This is a new Market Scoring Rule made for Zeitgeist Liquidity Pools.
We have 2 main files: 1- rikiddo_core_functions.py --> contains the main functions for doing model calculations.
2- rikiddo.py --> contains the simulation (this is the file that you need to execute).
3- requirements.txt --> install the necessary dependencies to run the simulation (we are using python 3). Disclaimer: it is possible that the pandas package might take a while. In case that you are using Debian, Ubuntu or MacOS, we recommend you to install it separately using:
sudo apt-get install python3-pandas
Once you install all the necessary dependencies with pip install -r requirements.txt
or pip3 install -r requirements.txt
, you are good to go! Inside the LSD-LMSR.py file, you will be able to modify some parameters to change the behaviour of your simulation.
Inside the rikiddo.py file you could modify the following values:
- traderMaxFee: the maximum fee that a trader is willing to pay to make the transaction.
- b: proportion of the initial fee that the liquidity pool needs to ensure for the liquidity providers.
- q_1 and q_2: max volume that is willing to assign to every asset.
- liquidityBounds: this defines the criteria to introduce bounds to the pool (the fees at this point elevates to the 50%. If you want to modify this, change the 0.5 to any value between 0 and 1 in line 103).
- traderMaxFee: the maximum fee that a trader is willing to accept.

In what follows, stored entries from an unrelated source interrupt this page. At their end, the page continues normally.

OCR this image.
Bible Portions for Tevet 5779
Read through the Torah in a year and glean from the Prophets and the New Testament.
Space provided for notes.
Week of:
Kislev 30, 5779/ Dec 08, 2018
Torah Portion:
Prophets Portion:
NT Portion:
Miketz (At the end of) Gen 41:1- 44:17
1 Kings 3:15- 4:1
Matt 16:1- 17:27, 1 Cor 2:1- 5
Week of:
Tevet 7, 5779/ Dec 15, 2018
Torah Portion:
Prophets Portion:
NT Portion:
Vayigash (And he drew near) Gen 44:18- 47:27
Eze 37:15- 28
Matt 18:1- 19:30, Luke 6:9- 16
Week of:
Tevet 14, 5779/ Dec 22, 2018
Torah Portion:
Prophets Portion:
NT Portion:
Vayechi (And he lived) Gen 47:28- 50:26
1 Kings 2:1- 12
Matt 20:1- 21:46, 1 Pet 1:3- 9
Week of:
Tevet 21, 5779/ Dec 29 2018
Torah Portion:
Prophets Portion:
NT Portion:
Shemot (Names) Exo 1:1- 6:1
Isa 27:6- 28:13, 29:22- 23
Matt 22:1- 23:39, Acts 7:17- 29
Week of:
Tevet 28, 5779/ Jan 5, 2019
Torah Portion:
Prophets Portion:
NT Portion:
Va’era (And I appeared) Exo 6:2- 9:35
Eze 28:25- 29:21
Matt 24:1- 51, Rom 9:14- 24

- 500 in line 71: represents the amount of time that a market signal (weight for buying or selling more of an asset than the other) remains the same.
- z function: now we use a sigmoid function, but you can use whatever function that accomplish the following requirements: 1- takes an r parameter equals to the ratio between the volume of a short period vs the volume of a larger period, 2- the first partial derivate of z and r is non-negative
After having observed and modified (or not) the general characteristics previously noted, the simulation will work as follows: first, a dictionary corresponding to the initial stage will be created; then a loop will start that will start making random decisions regarding which asset is going to be traded by traders. After deciding if this iteration will represent a buy or sell operation (determinated by a random choice with a change of possibilities for each asset that changes every 500 periods), this decision will be conditioned by a weight that will be interpreted as the interpretation of a market signal, which will change every 500 operations as well (loop iterations).

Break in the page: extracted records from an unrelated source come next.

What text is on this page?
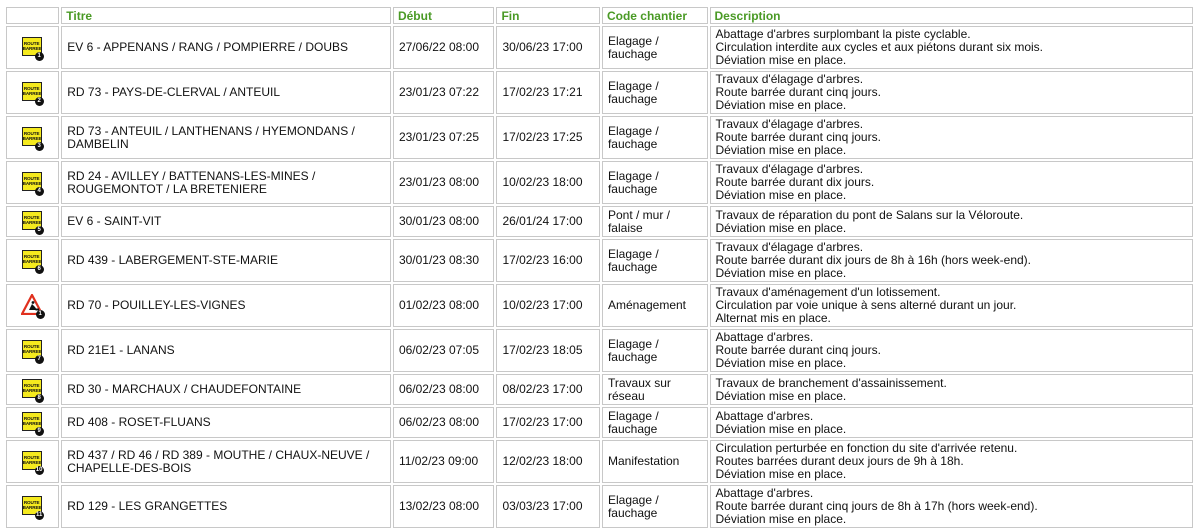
	Titre	Début	Fin	Code chantier	Description

ROUTE
BARREE
1	EV 6 - APPENANS / RANG / POMPIERRE / DOUBS	27/06/22 08:00	30/06/23 17:00	Elagage / fauchage	Abattage d'arbres surplombant la piste cyclable.
Circulation interdite aux cycles et aux piétons durant six mois.
Déviation mise en place.

ROUTE
BARREE
2	RD 73 - PAYS-DE-CLERVAL / ANTEUIL	23/01/23 07:22	17/02/23 17:21	Elagage / fauchage	Travaux d'élagage d'arbres.
Route barrée durant cinq jours.
Déviation mise en place.

ROUTE
BARREE
3	RD 73 - ANTEUIL / LANTHENANS / HYEMONDANS / DAMBELIN	23/01/23 07:25	17/02/23 17:25	Elagage / fauchage	Travaux d'élagage d'arbres.
Route barrée durant cinq jours.
Déviation mise en place.

ROUTE
BARREE
4	RD 24 - AVILLEY / BATTENANS-LES-MINES / ROUGEMONTOT / LA BRETENIERE	23/01/23 08:00	10/02/23 18:00	Elagage / fauchage	Travaux d'élagage d'arbres.
Route barrée durant dix jours.
Déviation mise en place.

ROUTE
BARREE
5	EV 6 - SAINT-VIT	30/01/23 08:00	26/01/24 17:00	Pont / mur / falaise	Travaux de réparation du pont de Salans sur la Véloroute.
Déviation mise en place.

ROUTE
BARREE
6	RD 439 - LABERGEMENT-STE-MARIE	30/01/23 08:30	17/02/23 16:00	Elagage / fauchage	Travaux d'élagage d'arbres.
Route barrée durant dix jours de 8h à 16h (hors week-end).
Déviation mise en place.

1	RD 70 - POUILLEY-LES-VIGNES	01/02/23 08:00	10/02/23 17:00	Aménagement	Travaux d'aménagement d'un lotissement.
Circulation par voie unique à sens alterné durant un jour.
Alternat mis en place.

ROUTE
BARREE
7	RD 21E1 - LANANS	06/02/23 07:05	17/02/23 18:05	Elagage / fauchage	Abattage d'arbres.
Route barrée durant cinq jours.
Déviation mise en place.

ROUTE
BARREE
8	RD 30 - MARCHAUX / CHAUDEFONTAINE	06/02/23 08:00	08/02/23 17:00	Travaux sur réseau	Travaux de branchement d'assainissement.
Déviation mise en place.

ROUTE
BARREE
9	RD 408 - ROSET-FLUANS	06/02/23 08:00	17/02/23 17:00	Elagage / fauchage	Abattage d'arbres.
Déviation mise en place.

ROUTE
BARREE
10	RD 437 / RD 46 / RD 389 - MOUTHE / CHAUX-NEUVE / CHAPELLE-DES-BOIS	11/02/23 09:00	12/02/23 18:00	Manifestation	Circulation perturbée en fonction du site d'arrivée retenu.
Routes barrées durant deux jours de 9h à 18h.
Déviation mise en place.

ROUTE
BARREE
11	RD 129 - LES GRANGETTES	13/02/23 08:00	03/03/23 17:00	Elagage / fauchage	Abattage d'arbres.
Route barrée durant cinq jours de 8h à 17h (hors week-end).
Déviation mise en place.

In each iteration, a random amount of this asset will be added to the pool, and this amount will be withdrawn from the maximum amount allocated for that asset.

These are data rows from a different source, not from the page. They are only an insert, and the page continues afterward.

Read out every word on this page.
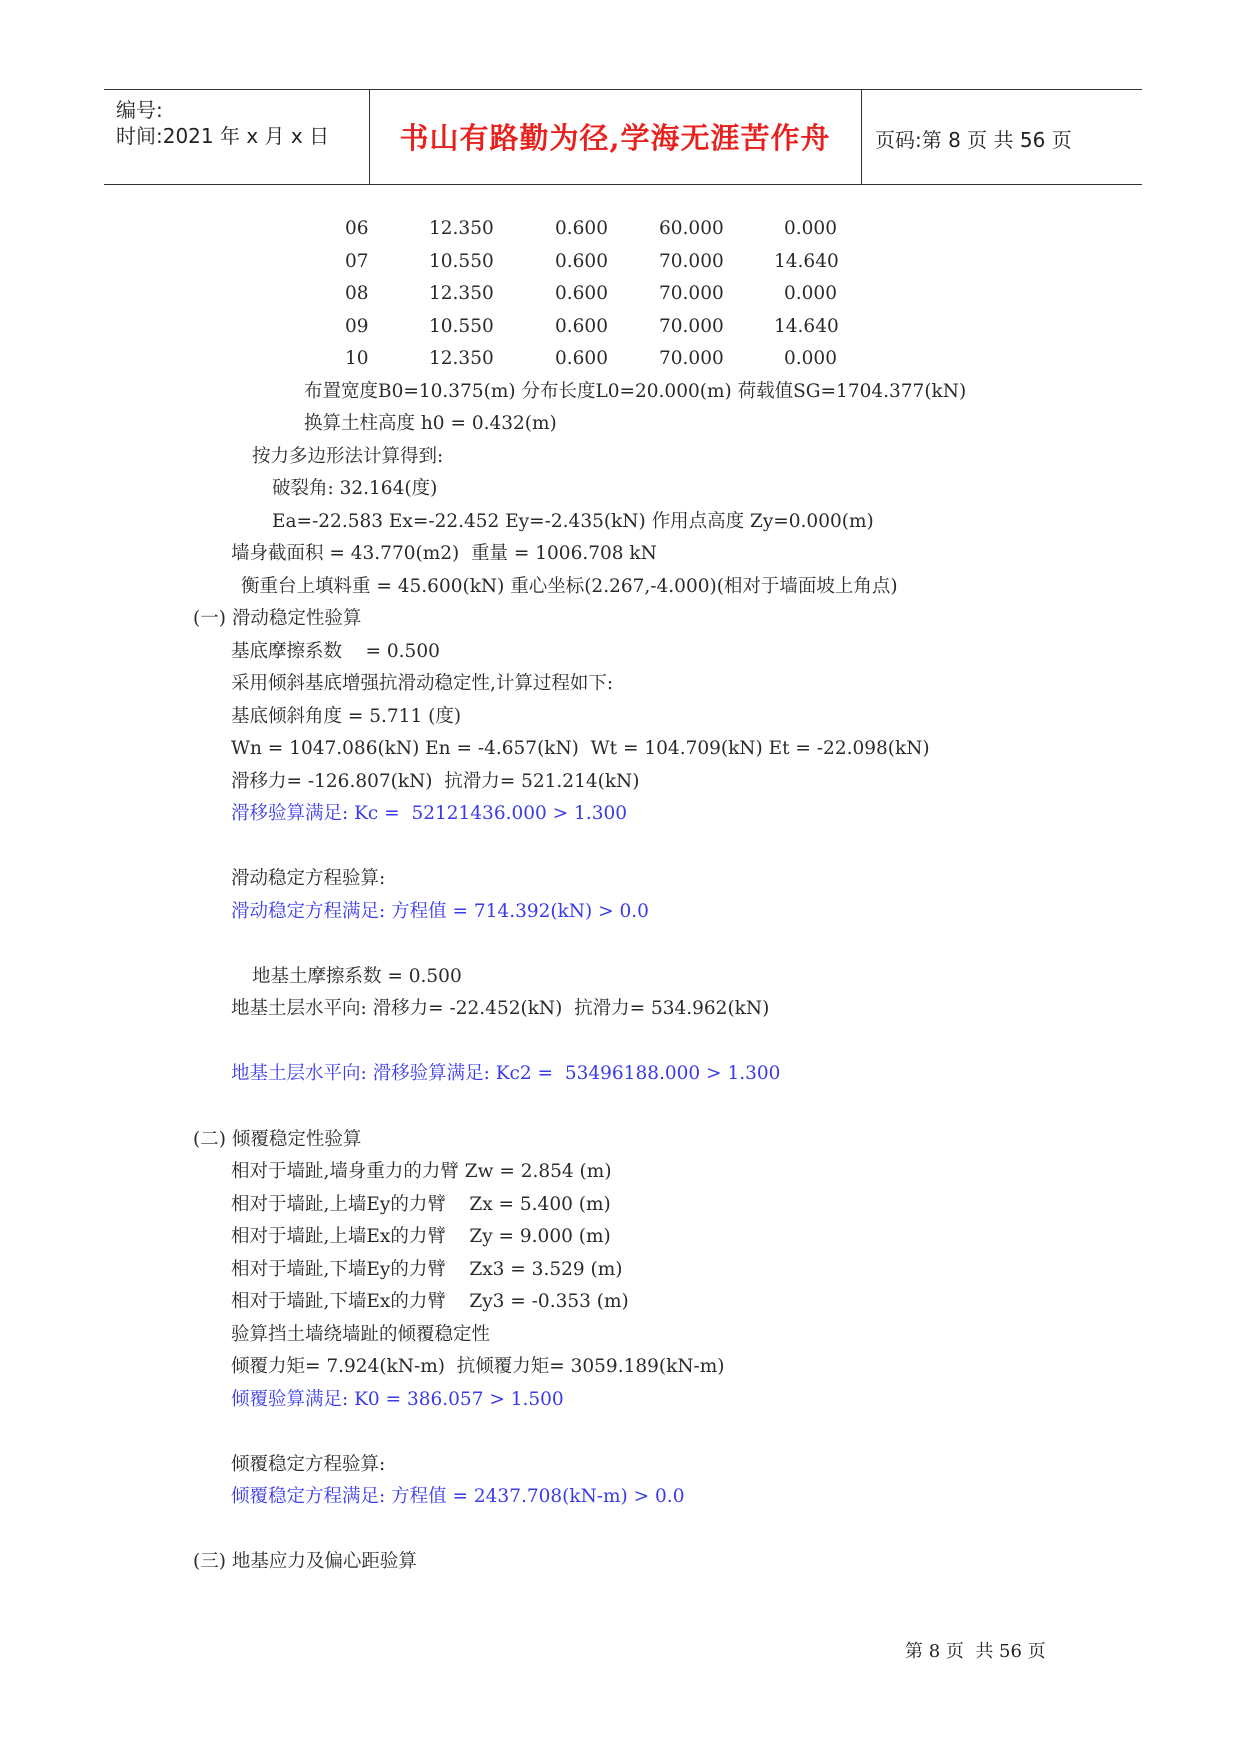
编号:
时间:2021 年 x 月 x 日	书山有路勤为径,学海无涯苦作舟	页码:第 8 页 共 56 页
06	12.350	0.600	60.000	0.000
07	10.550	0.600	70.000	14.640
08	12.350	0.600	70.000	0.000
09	10.550	0.600	70.000	14.640
10	12.350	0.600	70.000	0.000
布置宽度B0=10.375(m) 分布长度L0=20.000(m) 荷载值SG=1704.377(kN)
换算土柱高度 h0 = 0.432(m)
按力多边形法计算得到:
破裂角: 32.164(度)
Ea=-22.583 Ex=-22.452 Ey=-2.435(kN) 作用点高度 Zy=0.000(m)
墙身截面积 = 43.770(m2)  重量 = 1006.708 kN
衡重台上填料重 = 45.600(kN) 重心坐标(2.267,-4.000)(相对于墙面坡上角点)
(一) 滑动稳定性验算
基底摩擦系数    = 0.500
采用倾斜基底增强抗滑动稳定性,计算过程如下:
基底倾斜角度 = 5.711 (度)
Wn = 1047.086(kN) En = -4.657(kN)  Wt = 104.709(kN) Et = -22.098(kN)
滑移力= -126.807(kN)  抗滑力= 521.214(kN)
滑移验算满足: Kc =  52121436.000 > 1.300
滑动稳定方程验算:
滑动稳定方程满足: 方程值 = 714.392(kN) > 0.0
地基土摩擦系数 = 0.500
地基土层水平向: 滑移力= -22.452(kN)  抗滑力= 534.962(kN)
地基土层水平向: 滑移验算满足: Kc2 =  53496188.000 > 1.300
(二) 倾覆稳定性验算
相对于墙趾,墙身重力的力臂 Zw = 2.854 (m)
相对于墙趾,上墙Ey的力臂    Zx = 5.400 (m)
相对于墙趾,上墙Ex的力臂    Zy = 9.000 (m)
相对于墙趾,下墙Ey的力臂    Zx3 = 3.529 (m)
相对于墙趾,下墙Ex的力臂    Zy3 = -0.353 (m)
验算挡土墙绕墙趾的倾覆稳定性
倾覆力矩= 7.924(kN-m)  抗倾覆力矩= 3059.189(kN-m)
倾覆验算满足: K0 = 386.057 > 1.500
倾覆稳定方程验算:
倾覆稳定方程满足: 方程值 = 2437.708(kN-m) > 0.0
(三) 地基应力及偏心距验算
第 8 页  共 56 页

If the pool has liquidity problems, the fee will increase drastically to discourage transactions, until this danger decreases.
The total iterations are equivalent to the total amount of transactions made in 4 seconds (block time). After finishing the simulation, a csv file will be generated with all the information of the transactions made in that period of time, and also some scatterplots to explore other relations of interest.